File photo of employees working inside a Foxconn factory in the township of Longhua

Apple’s SVP of Operations Jeff Williams said today that the Cupertino company made changes to its requirements for supplier factories with regard to bonded labor practices in October. The practice in question centers on suppliers charging workers recruitment fees in exchange for a job on the assembly line.

Apple now says that these fees should be paid by employers, and employees should not pay anything at all.

As Bloomberg notes, Apple has previously stated that its supplier partners should not charge laborers “excessive fees” equal to a month’s pay or more, but with the recent shift has banned what Williams referred to as “bonded servitude” entirely.

Apple has long maintained a position of caring about “every worker in [its] supply chain,” and as that group continues to grow at a rapid pace, some suppliers have reportedly tried to resist Apple’s changes.

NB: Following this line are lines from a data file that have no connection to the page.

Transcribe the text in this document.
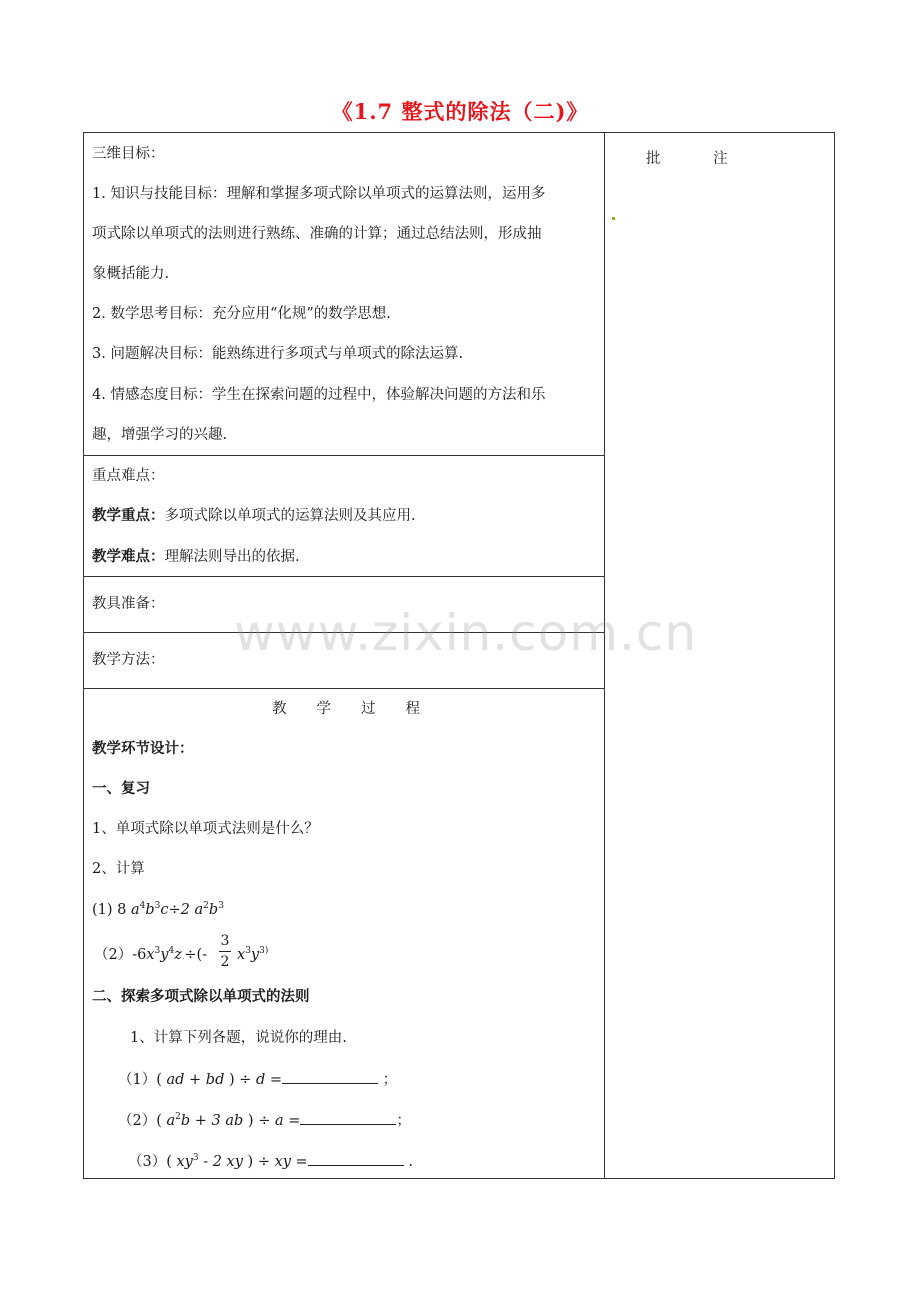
《1.7 整式的除法（二)》
批 注
三维目标：
1. 知识与技能目标：理解和掌握多项式除以单项式的运算法则，运用多
项式除以单项式的法则进行熟练、准确的计算；通过总结法则，形成抽
象概括能力.
2. 数学思考目标：充分应用“化规”的数学思想.
3. 问题解决目标：能熟练进行多项式与单项式的除法运算.
4. 情感态度目标：学生在探索问题的过程中，体验解决问题的方法和乐
趣，增强学习的兴趣.
重点难点：
教学重点：多项式除以单项式的运算法则及其应用.
教学难点：理解法则导出的依据.
教具准备：
教学方法： www.zixin.com.cn
教学过程
教学环节设计：
一、复习
1、单项式除以单项式法则是什么？
2、计算
(1) 8 $a^4b^3c\div 2$ $a^2b^3$
$(2)-6x^3y^4z.\div(-$
3
2 $x^3y^{3)}$
二、探索多项式除以单项式的法则
1、计算下列各题，说说你的理由.
（1）( ad + bd ) ÷ d =	；
（2）( $a^2b + 3$ ab ) ÷ a =	；
（3）( $xy^3 - 2$ xy ) ÷ xy =	.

The latest edict from the tech giant was not received well by some companies, but all complied regardless. Williams said that every violation discovered this year in company audits was a first-time offense. The results of those audits were released today.

Williams also pointed out that companies who comply with these requirements will always be reimbursed by Apple when it settles its debts with suppliers. The executive told Bloomberg, “That fee needs to be paid by the supplier and Apple ultimately bears that fee when we pay the supplier and we’re OK doing that. We just don’t want the worker to absorb that.”